Ravens to rave about

It was early 2016, on a chilly Saturday morning, that I set off for the Tower of London, with the explicit aim of being one of the first visitors through the gates and of heading straight to find the ravens before crowds clustered around them.

I  can’t put a finger on precisely when I’d started to become fascinated by these particular birds, but by the time of my Tower trip, I was part of the way through having a tattoo of Odin’s ravens, Hugin and Munin, done. The Other Half was away for work and I wanted to see the reality behind the myriad wonderful tales.

Two years later and pre-ordering a memoir by Ravenmaster Chris Skaife was a no-brainer. On Friday, I got my hands on it – I read the final page this afternoon.

The Ravenmaster: My life with the ravens of the Tower of London is as light a read as you could hope for: the Yeomen Warders of the Tower act as guides to all many visitors that pour through the gates every year, and this reads as though you were on a particularly special tour.

Skaife writes with a lovely, light tone, full of humour – not least the self-deprecating variety – and a very great sense of love and respect for his charges.

There is an autobiographical element to the book: all Yeoman Warders have to have given over 20 years of unblemished service in the military before they’re eligible to apply to become a Beefeater, but the Ravenmaster makes light work of this, sketching in his own background, as the real stars here are the ravens.

The one and only Merlina
And of course, the biggest star of all, as anyone who follows the Ravenmaster on social media knows, is Merlina.

But while it’s a light book, that doesn’t mean it isn’t also chock full of fascinating observations and facts about these extraordinary members of the corvid family.

A late chapter, describing the responses of two ravens to losing their partners/mates is utterly incredible and very moving.

Skaife is a delightful storyteller, but the success of this book really rests on his attitude toward the birds in his care. His determination to give them the best life possible – to constantly improve their care – is wonderful.
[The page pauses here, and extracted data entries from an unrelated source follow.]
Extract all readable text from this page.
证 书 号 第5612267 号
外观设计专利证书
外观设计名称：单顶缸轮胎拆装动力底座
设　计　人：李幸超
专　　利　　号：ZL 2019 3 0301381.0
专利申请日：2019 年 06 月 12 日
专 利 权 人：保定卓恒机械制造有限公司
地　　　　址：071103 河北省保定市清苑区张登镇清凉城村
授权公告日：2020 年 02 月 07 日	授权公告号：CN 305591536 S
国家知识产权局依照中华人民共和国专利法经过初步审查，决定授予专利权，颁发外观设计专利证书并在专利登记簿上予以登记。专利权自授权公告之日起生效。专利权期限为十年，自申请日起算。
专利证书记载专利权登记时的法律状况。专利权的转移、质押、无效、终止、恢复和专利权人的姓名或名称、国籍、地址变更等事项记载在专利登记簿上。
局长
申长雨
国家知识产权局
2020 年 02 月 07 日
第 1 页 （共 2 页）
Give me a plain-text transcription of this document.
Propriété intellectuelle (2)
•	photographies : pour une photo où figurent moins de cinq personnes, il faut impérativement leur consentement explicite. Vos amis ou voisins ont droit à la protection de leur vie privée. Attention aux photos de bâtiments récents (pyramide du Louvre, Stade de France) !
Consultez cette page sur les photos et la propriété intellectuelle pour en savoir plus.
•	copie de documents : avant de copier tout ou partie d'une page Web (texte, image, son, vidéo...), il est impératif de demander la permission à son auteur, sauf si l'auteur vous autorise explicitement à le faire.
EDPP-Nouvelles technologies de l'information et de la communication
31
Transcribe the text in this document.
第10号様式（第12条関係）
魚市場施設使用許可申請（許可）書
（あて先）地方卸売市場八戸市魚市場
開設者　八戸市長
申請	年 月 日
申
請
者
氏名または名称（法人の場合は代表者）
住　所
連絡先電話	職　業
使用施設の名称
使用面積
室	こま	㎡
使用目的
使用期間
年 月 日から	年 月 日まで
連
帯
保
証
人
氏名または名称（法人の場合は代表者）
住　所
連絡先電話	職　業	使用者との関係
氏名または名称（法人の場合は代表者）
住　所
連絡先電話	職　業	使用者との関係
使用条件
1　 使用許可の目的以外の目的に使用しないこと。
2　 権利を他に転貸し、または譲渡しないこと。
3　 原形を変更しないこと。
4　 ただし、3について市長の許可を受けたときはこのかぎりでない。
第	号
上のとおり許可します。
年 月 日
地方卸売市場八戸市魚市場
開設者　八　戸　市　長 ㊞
And that attitude extends to the foxes who have, over the years, proved a threat to the birds.

Instead of seeing them as pests to be exterminated, he has used his background to work out how to keep them away from his charges – by providing food for them, away from the ravens’ enclosure, believing that they have as much right to be there as the warders, visitors and ravens.
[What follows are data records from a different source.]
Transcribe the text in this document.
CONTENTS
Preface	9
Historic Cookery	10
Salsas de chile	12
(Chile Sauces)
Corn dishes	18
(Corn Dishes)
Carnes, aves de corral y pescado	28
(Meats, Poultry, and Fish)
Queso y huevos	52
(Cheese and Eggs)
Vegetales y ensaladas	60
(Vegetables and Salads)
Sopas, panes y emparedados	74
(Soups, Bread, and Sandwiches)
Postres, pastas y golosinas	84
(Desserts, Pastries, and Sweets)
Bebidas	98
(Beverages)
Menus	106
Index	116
He makes it quite clear in the opening pages that he is no ornithologist: that too is part of the book’s charm. His knowledge of the ravens is not book-learned (though he has read widely on the subject since taking the job and there’s a great suggested reading list at the end), but is predominantly based on the keen observational training of a former infantryman

There is, however, biology here as well as mythology and history, and every bit of it is fascinating.

Back in March 2016, I got really close to Merlina and managed to get several great photographs of her. I saw her hopping on a bench because there were crisps in evidence – and terrifying a young woman in the process.
'She had crisps'

Right next to me as I sat on a bench, she rooted in a bin and, finding a piece of banana, took it to a nearby puddle on Tower Green to wash it.
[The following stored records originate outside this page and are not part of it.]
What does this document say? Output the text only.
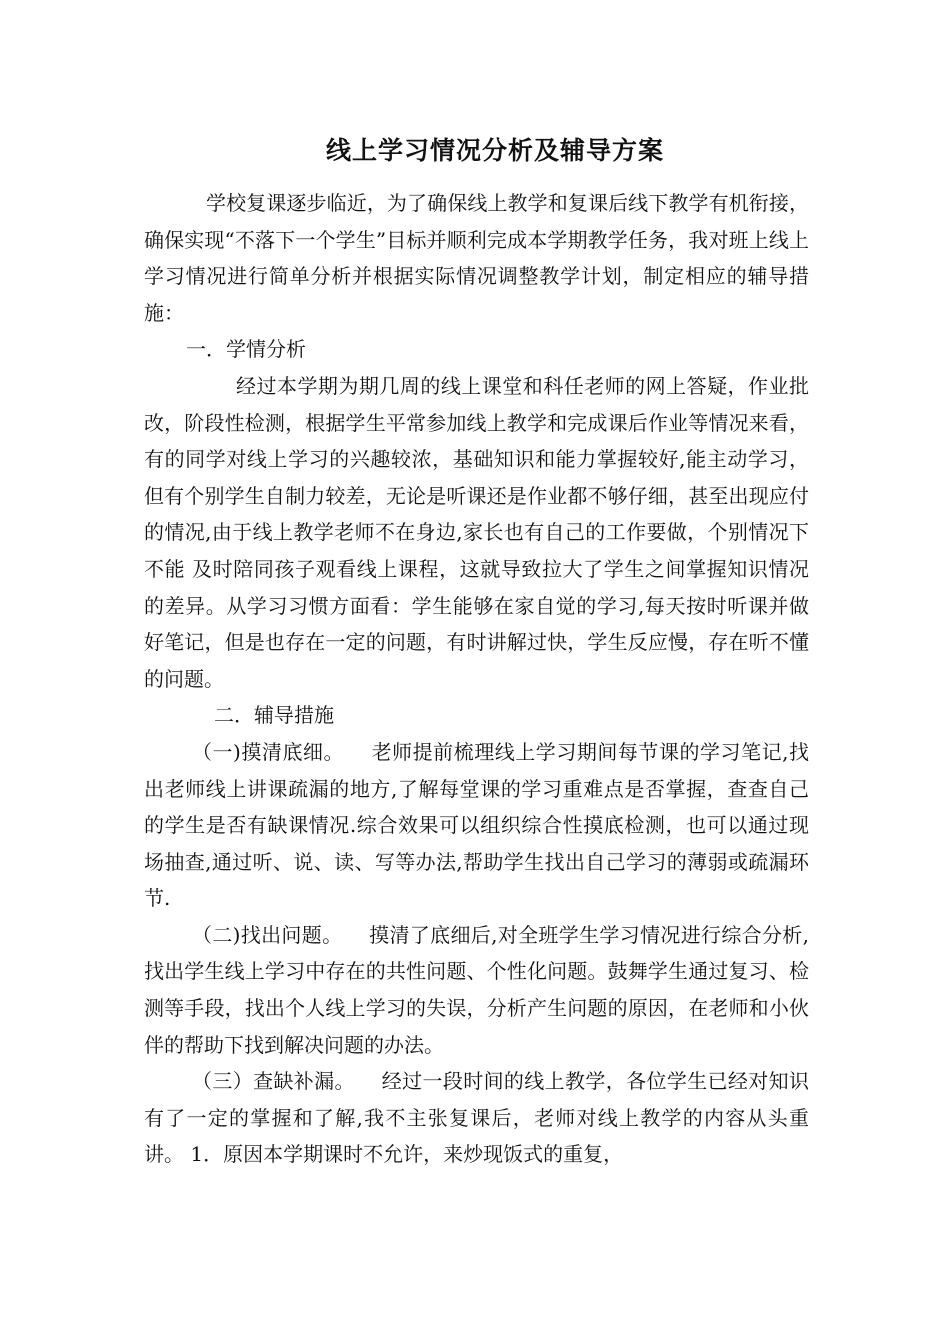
线上学习情况分析及辅导方案

学校复课逐步临近，为了确保线上教学和复课后线下教学有机衔接，确保实现“不落下一个学生”目标并顺利完成本学期教学任务，我对班上线上学习情况进行简单分析并根据实际情况调整教学计划，制定相应的辅导措施：

一．学情分析

经过本学期为期几周的线上课堂和科任老师的网上答疑，作业批改，阶段性检测，根据学生平常参加线上教学和完成课后作业等情况来看，有的同学对线上学习的兴趣较浓，基础知识和能力掌握较好,能主动学习，但有个别学生自制力较差，无论是听课还是作业都不够仔细，甚至出现应付的情况,由于线上教学老师不在身边,家长也有自己的工作要做，个别情况下不能 及时陪同孩子观看线上课程，这就导致拉大了学生之间掌握知识情况的差异。从学习习惯方面看：学生能够在家自觉的学习,每天按时听课并做好笔记，但是也存在一定的问题，有时讲解过快，学生反应慢，存在听不懂的问题。

二．辅导措施

（一)摸清底细。 老师提前梳理线上学习期间每节课的学习笔记,找出老师线上讲课疏漏的地方,了解每堂课的学习重难点是否掌握，查查自己的学生是否有缺课情况.综合效果可以组织综合性摸底检测，也可以通过现场抽查,通过听、说、读、写等办法,帮助学生找出自己学习的薄弱或疏漏环节.

（二)找出问题。 摸清了底细后,对全班学生学习情况进行综合分析,找出学生线上学习中存在的共性问题、个性化问题。鼓舞学生通过复习、检测等手段，找出个人线上学习的失误，分析产生问题的原因，在老师和小伙伴的帮助下找到解决问题的办法。

（三）查缺补漏。 经过一段时间的线上教学，各位学生已经对知识有了一定的掌握和了解,我不主张复课后，老师对线上教学的内容从头重讲。 1．原因本学期课时不允许，来炒现饭式的重复，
This sort of behaviour by the bird that is closest to Skaife is chronicled in the book – along with much more.

It gave me a special glow to realise, reading the pages, that I had probably got those shots because, without really thinking about it, I’d behaved in the right way: quietly, not moving too fast and not being remotely scared.

Since then, I’ve seen ravens in the wild in Germany. On one occasion, gliding around a medieval tower on the first warm day of spring. In April this year, a vast one few past The Other Half and I at the top of Tegelberg in the Bavarian Alps, as we sat chilling with two Alpine choughs – other members of the corvid family.

This delightful book makes me realise that it’s time for another trip to the Tower. Perhaps I should take a tube of Pringles and see how long it takes Merlina to spot them?

The Ravenmaster: My life with the ravens of the Tower of London, by Christopher Skaife, is available now from 4th Estate.